Prompt Caching for LLM APIs

Prompt caching is a provider-side feature that stores the intermediate attention state (the KV cache) for a prefix of your prompt. On subsequent calls that share the same prefix, the model skips re-processing those tokens and charges a reduced rate.

Why it matters

LLM pricing is dominated by input tokens for most real apps. A coding agent with a 30k-token system prompt, a 10k-token tool schema, and 5k-token conversation history pays full rate on 45k tokens every turn — unless you cache.

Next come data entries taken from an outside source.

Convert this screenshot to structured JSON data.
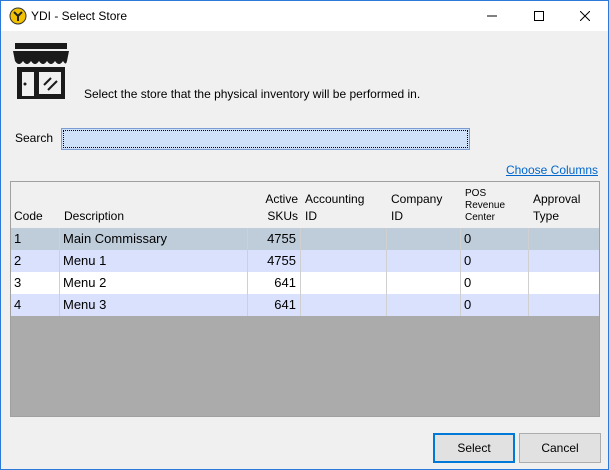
{
  "window": {
    "title": "YDI - Select Store"
  },
  "header": {
    "instruction": "Select the store that the physical inventory will be performed in."
  },
  "search": {
    "label": "Search",
    "value": ""
  },
  "choose_columns_label": "Choose Columns",
  "table": {
    "columns": [
      {
        "key": "code",
        "label": "Code"
      },
      {
        "key": "description",
        "label": "Description"
      },
      {
        "key": "active_skus",
        "label": "Active\nSKUs"
      },
      {
        "key": "accounting_id",
        "label": "Accounting\nID"
      },
      {
        "key": "company_id",
        "label": "Company\nID"
      },
      {
        "key": "pos_revenue_center",
        "label": "POS\nRevenue\nCenter"
      },
      {
        "key": "approval_type",
        "label": "Approval\nType"
      }
    ],
    "rows": [
      {
        "code": "1",
        "description": "Main Commissary",
        "active_skus": "4755",
        "accounting_id": "",
        "company_id": "",
        "pos_revenue_center": "0",
        "approval_type": ""
      },
      {
        "code": "2",
        "description": "Menu 1",
        "active_skus": "4755",
        "accounting_id": "",
        "company_id": "",
        "pos_revenue_center": "0",
        "approval_type": ""
      },
      {
        "code": "3",
        "description": "Menu 2",
        "active_skus": "641",
        "accounting_id": "",
        "company_id": "",
        "pos_revenue_center": "0",
        "approval_type": ""
      },
      {
        "code": "4",
        "description": "Menu 3",
        "active_skus": "641",
        "accounting_id": "",
        "company_id": "",
        "pos_revenue_center": "0",
        "approval_type": ""
      }
    ]
  },
  "buttons": {
    "select": "Select",
    "cancel": "Cancel"
  },
  "colors": {
    "selected_row": "#bfcddb",
    "alt_row": "#d9e1fc",
    "link": "#0066cc",
    "grid_bg": "#ababab"
  }
}
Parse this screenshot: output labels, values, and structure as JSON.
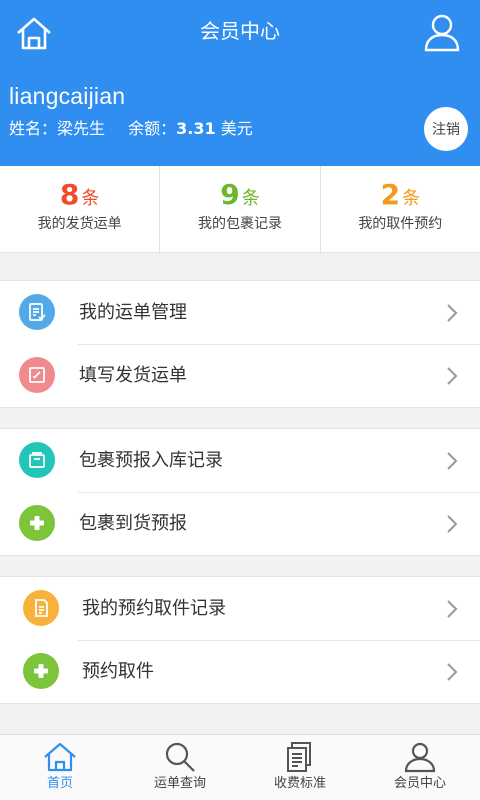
{
  "header": {
    "title": "会员中心",
    "home_icon": "home-icon",
    "user_icon": "user-icon",
    "username": "liangcaijian",
    "name_label": "姓名：",
    "name_value": "梁先生",
    "balance_label": "余额：",
    "balance_value": "3.31",
    "balance_unit": "美元",
    "logout_label": "注销"
  },
  "stats": [
    {
      "count": "8",
      "unit": "条",
      "label": "我的发货运单",
      "color": "#f04b2b"
    },
    {
      "count": "9",
      "unit": "条",
      "label": "我的包裹记录",
      "color": "#6cb72a"
    },
    {
      "count": "2",
      "unit": "条",
      "label": "我的取件预约",
      "color": "#f39a1a"
    }
  ],
  "menu": {
    "group1": [
      {
        "label": "我的运单管理",
        "icon": "waybill-icon",
        "color": "#52a9e8"
      },
      {
        "label": "填写发货运单",
        "icon": "edit-icon",
        "color": "#f08a8f"
      }
    ],
    "group2": [
      {
        "label": "包裹预报入库记录",
        "icon": "package-icon",
        "color": "#22c6b8"
      },
      {
        "label": "包裹到货预报",
        "icon": "plus-icon",
        "color": "#7cc43a"
      }
    ],
    "group3": [
      {
        "label": "我的预约取件记录",
        "icon": "document-icon",
        "color": "#f6b23a"
      },
      {
        "label": "预约取件",
        "icon": "plus-icon",
        "color": "#7cc43a"
      }
    ]
  },
  "tabs": [
    {
      "label": "首页",
      "icon": "home-icon"
    },
    {
      "label": "运单查询",
      "icon": "search-icon"
    },
    {
      "label": "收费标准",
      "icon": "documents-icon"
    },
    {
      "label": "会员中心",
      "icon": "user-icon"
    }
  ],
  "colors": {
    "primary": "#2f8ef0"
  }
}
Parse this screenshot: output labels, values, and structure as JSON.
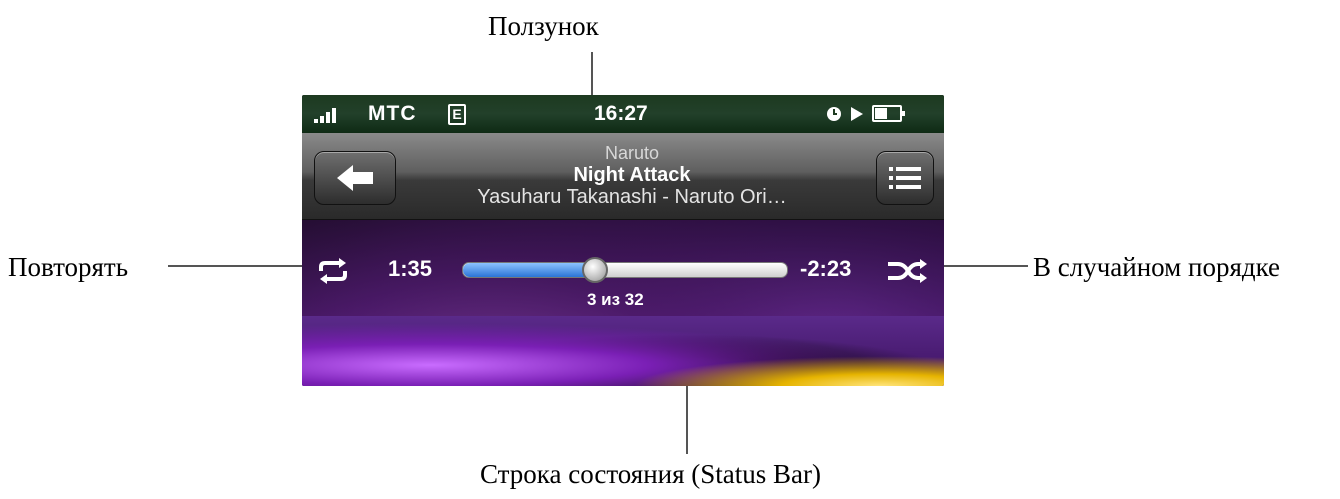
{
  "callouts": {
    "top": "Ползунок",
    "left": "Повторять",
    "right": "В случайном порядке",
    "bottom": "Строка состояния (Status Bar)"
  },
  "statusbar": {
    "carrier": "МТС",
    "network": "E",
    "time": "16:27",
    "icons": [
      "signal-icon",
      "alarm-icon",
      "play-icon",
      "battery-icon"
    ]
  },
  "navbar": {
    "album": "Naruto",
    "title": "Night Attack",
    "artist": "Yasuharu Takanashi - Naruto Ori…",
    "back_icon": "back-arrow-icon",
    "list_icon": "list-icon"
  },
  "controls": {
    "elapsed": "1:35",
    "remaining": "-2:23",
    "track_position": "3 из 32",
    "progress_fraction": 0.4,
    "repeat_icon": "repeat-icon",
    "shuffle_icon": "shuffle-icon"
  },
  "colors": {
    "progress_fill": "#2a74d6",
    "status_bg": "#1d3a20",
    "nav_bg": "#5f5f5f"
  }
}
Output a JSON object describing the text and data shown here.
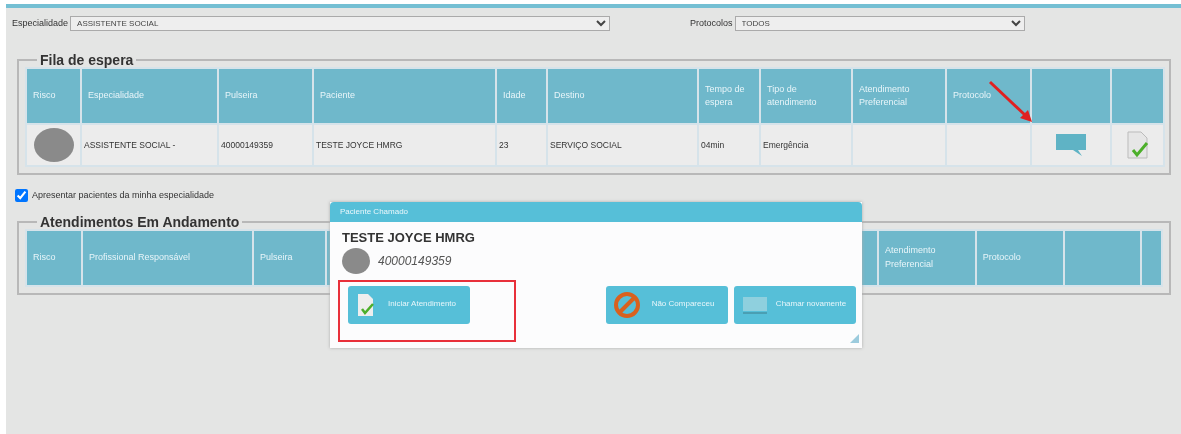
{
  "filters": [
    {
      "label": "Especialidade",
      "value": "ASSISTENTE SOCIAL"
    },
    {
      "label": "Protocolos",
      "value": "TODOS"
    }
  ],
  "queue": {
    "title": "Fila de espera",
    "columns": [
      "Risco",
      "Especialidade",
      "Pulseira",
      "Paciente",
      "Idade",
      "Destino",
      "Tempo de espera",
      "Tipo de atendimento",
      "Atendimento Preferencial",
      "Protocolo",
      "",
      ""
    ],
    "rows": [
      {
        "cells": [
          "",
          "ASSISTENTE SOCIAL -",
          "40000149359",
          "TESTE JOYCE HMRG",
          "23",
          "SERVIÇO SOCIAL",
          "04min",
          "Emergência",
          "",
          "",
          "",
          ""
        ]
      }
    ]
  },
  "my_specialty": {
    "label": "Apresentar pacientes da minha especialidade",
    "checked": true
  },
  "in_progress": {
    "title": "Atendimentos Em Andamento",
    "columns": [
      "Risco",
      "Profissional Responsável",
      "Pulseira",
      "",
      "Atendimento Preferencial",
      "Protocolo",
      "",
      ""
    ]
  },
  "dialog": {
    "title": "Paciente Chamado",
    "patient": "TESTE JOYCE HMRG",
    "bracelet": "40000149359",
    "buttons": [
      {
        "kind": "start",
        "label": "Iniciar Atendimento",
        "highlighted": true
      },
      {
        "kind": "absent",
        "label": "Não Compareceu",
        "highlighted": false
      },
      {
        "kind": "recall",
        "label": "Chamar novamente",
        "highlighted": false
      }
    ]
  }
}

With caching, the stable prefix is billed at roughly 10% (Anthropic) or 50% (OpenAI) of the input rate on cache hits. For high-traffic apps the savings are an order of magnitude.

How it works

  • Anthropic — you mark up to 4 cache_control breakpoints in your messages. Cached prefixes live for 5 minutes by default; a 1-hour tier is available at higher storage cost.
  • OpenAI — automatic on prompts >=1024 tokens. You cannot control cache boundaries, but you can improve hit rate by keeping the prefix stable.

The cache key is a hash of the prefix, the model, and (for Anthropic) the exact tools and system block. Any byte change invalidates it.

Keeping your hit rate high

  • Put static content (system prompt, tool definitions, fixed retrieval) first.
  • Put the volatile user turn last.
  • Never shuffle the order of tool definitions between calls.
  • Avoid timestamps or per-request IDs inside cached regions.

When it doesn't help

  • Short prompts under 1k tokens usually aren't cached at all.
  • One-shot calls to unique prompts — nothing to reuse.
  • Fine-tuned models sometimes do not support caching; check provider docs.
  • If your prefix changes every call, caching is a net loss on Anthropic (writes cost 25% more than normal input).

Failure modes

A silent cache miss looks like a 10x cost spike overnight. Watch cache_read_input_tokens in your billing logs — when the ratio drops below 80%, something in your prefix is mutating.